Why can't you go into safe mode? I think the reason you're asked to go into safemode is to make sure the virus isn't running at that time,but you may as well give it a go.
When i try to boot in safe mode i get the blue screen of death. "A fatal error has occurred and windows has shutdown blah blah blah." Then I have to use the power button on my cpu to shut it down and restart.

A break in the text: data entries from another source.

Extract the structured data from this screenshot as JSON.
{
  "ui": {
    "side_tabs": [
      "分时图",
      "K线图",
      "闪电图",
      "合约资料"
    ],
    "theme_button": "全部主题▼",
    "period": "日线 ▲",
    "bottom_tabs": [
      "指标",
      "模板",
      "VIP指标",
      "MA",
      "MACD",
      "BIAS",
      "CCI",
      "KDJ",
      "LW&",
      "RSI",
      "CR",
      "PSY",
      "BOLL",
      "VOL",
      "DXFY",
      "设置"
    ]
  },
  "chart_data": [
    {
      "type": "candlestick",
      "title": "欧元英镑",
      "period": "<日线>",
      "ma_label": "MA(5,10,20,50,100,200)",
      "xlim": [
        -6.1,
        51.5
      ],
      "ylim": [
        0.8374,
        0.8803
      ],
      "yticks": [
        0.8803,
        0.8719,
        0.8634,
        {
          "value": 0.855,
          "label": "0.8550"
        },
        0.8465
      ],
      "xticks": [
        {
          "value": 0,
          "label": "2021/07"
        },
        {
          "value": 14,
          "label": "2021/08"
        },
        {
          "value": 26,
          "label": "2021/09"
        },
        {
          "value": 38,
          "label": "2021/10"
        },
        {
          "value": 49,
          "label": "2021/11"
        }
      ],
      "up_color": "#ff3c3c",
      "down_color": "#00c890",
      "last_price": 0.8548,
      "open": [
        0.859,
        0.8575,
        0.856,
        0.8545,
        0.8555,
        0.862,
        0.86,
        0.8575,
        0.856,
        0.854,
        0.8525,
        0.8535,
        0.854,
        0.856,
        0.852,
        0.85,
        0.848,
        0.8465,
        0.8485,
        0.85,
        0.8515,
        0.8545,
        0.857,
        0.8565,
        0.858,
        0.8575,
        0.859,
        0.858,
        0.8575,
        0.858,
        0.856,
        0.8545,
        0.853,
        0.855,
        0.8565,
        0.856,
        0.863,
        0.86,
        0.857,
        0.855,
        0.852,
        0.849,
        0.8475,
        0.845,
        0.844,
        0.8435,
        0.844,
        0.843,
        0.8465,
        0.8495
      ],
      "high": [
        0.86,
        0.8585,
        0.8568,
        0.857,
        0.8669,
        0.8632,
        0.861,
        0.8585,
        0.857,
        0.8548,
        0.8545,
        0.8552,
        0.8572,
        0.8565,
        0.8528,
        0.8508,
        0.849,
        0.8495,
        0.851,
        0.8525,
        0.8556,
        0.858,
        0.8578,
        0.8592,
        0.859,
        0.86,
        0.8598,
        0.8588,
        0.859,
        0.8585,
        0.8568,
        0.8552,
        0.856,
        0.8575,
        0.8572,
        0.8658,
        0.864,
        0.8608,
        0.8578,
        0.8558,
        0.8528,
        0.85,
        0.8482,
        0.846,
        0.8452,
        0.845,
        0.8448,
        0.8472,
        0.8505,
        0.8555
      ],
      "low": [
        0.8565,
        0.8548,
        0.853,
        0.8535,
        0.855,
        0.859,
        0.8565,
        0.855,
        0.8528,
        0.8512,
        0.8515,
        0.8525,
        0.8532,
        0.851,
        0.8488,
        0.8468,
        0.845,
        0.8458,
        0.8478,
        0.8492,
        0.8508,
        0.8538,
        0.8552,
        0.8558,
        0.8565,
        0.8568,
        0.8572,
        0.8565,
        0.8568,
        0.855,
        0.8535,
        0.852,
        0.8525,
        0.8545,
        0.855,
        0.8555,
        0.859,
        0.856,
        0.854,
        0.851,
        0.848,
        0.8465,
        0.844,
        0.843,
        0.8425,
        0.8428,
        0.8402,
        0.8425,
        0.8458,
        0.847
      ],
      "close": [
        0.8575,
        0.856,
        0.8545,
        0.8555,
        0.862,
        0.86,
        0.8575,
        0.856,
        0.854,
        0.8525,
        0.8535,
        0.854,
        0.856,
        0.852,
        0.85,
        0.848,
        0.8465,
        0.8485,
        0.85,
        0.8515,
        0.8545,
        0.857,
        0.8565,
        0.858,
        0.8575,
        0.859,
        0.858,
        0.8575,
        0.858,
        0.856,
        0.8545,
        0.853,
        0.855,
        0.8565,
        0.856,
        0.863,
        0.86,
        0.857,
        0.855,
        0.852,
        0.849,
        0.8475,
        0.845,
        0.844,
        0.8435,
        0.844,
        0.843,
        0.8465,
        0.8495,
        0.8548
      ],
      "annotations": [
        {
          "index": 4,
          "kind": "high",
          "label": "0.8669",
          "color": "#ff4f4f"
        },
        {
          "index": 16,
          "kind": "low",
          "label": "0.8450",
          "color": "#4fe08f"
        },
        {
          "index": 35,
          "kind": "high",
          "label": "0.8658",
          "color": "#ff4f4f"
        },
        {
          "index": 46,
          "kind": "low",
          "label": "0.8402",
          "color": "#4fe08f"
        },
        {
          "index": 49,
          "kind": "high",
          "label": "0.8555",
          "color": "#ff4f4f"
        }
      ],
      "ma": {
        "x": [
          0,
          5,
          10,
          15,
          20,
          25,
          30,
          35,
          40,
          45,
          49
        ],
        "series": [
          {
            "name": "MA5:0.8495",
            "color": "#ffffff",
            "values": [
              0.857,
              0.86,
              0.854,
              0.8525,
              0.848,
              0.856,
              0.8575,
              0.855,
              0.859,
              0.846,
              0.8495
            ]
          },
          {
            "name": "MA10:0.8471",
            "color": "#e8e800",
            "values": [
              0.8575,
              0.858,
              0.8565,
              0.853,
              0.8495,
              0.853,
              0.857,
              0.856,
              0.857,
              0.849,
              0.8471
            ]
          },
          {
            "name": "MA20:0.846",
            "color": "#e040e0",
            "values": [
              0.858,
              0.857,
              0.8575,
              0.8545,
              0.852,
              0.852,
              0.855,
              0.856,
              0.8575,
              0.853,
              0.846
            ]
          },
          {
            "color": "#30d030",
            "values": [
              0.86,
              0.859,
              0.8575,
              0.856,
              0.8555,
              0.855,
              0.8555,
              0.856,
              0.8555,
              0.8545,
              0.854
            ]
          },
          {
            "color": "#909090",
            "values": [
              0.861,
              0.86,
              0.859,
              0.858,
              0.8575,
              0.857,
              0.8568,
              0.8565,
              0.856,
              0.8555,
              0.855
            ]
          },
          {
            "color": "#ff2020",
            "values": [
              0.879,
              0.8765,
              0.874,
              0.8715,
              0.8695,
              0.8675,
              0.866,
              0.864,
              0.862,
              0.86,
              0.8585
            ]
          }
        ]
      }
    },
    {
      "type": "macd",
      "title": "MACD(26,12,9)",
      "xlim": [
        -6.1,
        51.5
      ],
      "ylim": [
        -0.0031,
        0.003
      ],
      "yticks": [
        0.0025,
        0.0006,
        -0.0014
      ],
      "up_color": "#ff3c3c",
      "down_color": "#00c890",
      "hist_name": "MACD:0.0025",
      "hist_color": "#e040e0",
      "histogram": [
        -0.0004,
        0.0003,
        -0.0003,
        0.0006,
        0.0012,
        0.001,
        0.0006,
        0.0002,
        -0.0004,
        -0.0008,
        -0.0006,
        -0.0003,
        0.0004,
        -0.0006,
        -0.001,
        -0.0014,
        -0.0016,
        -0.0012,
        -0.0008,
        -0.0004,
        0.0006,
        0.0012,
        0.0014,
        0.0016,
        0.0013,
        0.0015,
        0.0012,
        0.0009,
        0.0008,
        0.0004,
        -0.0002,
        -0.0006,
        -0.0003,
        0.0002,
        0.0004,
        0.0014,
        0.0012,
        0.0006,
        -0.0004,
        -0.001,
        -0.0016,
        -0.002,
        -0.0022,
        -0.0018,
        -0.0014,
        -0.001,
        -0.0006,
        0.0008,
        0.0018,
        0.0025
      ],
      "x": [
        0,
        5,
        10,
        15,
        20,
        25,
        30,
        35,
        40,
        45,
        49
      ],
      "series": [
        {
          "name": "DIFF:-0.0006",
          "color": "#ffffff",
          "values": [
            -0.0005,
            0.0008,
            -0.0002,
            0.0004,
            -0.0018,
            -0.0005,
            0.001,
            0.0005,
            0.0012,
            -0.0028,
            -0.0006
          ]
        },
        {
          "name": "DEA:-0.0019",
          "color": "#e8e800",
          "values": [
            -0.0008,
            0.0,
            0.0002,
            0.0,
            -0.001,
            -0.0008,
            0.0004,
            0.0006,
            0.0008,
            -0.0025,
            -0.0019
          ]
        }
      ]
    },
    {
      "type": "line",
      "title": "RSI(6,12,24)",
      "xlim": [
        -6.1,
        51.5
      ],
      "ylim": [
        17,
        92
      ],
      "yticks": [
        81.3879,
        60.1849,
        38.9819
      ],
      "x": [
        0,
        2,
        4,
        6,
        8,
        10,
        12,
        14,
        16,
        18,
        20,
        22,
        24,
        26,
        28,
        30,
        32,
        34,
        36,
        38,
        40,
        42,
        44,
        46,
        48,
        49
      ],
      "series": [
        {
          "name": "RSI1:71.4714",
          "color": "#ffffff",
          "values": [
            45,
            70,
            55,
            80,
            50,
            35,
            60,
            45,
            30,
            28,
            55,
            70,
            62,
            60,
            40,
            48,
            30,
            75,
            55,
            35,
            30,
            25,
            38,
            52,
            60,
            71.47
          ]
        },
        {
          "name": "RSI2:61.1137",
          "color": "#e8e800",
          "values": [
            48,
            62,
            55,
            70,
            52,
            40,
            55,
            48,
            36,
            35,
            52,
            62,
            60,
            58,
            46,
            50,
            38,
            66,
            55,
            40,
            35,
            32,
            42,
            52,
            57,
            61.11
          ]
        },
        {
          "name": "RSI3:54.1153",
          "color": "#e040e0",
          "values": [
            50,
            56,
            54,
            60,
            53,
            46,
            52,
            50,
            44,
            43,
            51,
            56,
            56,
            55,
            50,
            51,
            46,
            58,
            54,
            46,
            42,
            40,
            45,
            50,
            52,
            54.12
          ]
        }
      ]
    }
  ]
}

I didn't know Cpu's had power buttons. Try without going into safemode if you really can't get into safemode. I also suggest you restore your computer to before this virus infected your computer. How to restore computer 1. Log on to Windows as Administrator. 2. Click Start, point to All Programs, point to Accessories, point to System Tools, and then click System Restore. System Restore starts. 3. On the Welcome to System Restore page, click Restore my computer to an earlier time (if it is not already selected), and then click Next. 4. On the Select a Restore Point page, click the most recent system checkpoint in the On this list, click a restore point list, and then click Next. A System Restore message may appear that lists configuration changes that System Restore will make. Click OK. 5. On the Confirm Restore Point Selection page, click Next. System Restore restores the previous Windows XP configuration, and then restarts the computer. 6. Log on to the computer as Administrator. The System Restore Restoration Complete page appears. 7. Click OK. Back to the top Troubleshooting You may inadvertently restore Windows XP to a previous configuration that you do not want. To undo the restoration: 1. Log on to Windows as Administrator. 2. Click Start, point to All Programs, point to Accessories, point to System Tools, and then click System Restore. System Restore starts. 3. On the Welcome to System Restore page, click Undo my last restoration, and then click Next. A System Restore message may appear that lists configuration changes that System Restore will make. Click OK. 4. On the Confirm Restoration Undo page, click Next. System Restore restores the original Windows XP configuration, and then restarts the computer. 5. Log on to the computer as Administrator. The System Restore Undo Complete page appears. 6. Click OK. Source: http://support.microsoft.com/?scid=kb;en-us;306084&x=15&y=16
how could you not know computers have power buttons. On the front of my dell there is a circular button that i push to turn it on.... I'm at a loss for words. If anyone has the same problem and comes across this thread in the future i actually did get some good help here, http://www.bleepingcomputer.com/forums/index.php?showtopic=114488&st=0&p=650566&#entry650566 smitfraud gone and I can boot into safe mode now.
Great, problem solved. I think you've had a slight mix up: CPU stands for Central Processing Unit,in short, Cpu means processor. And a processor looks like this: I think you meant PC or Computer.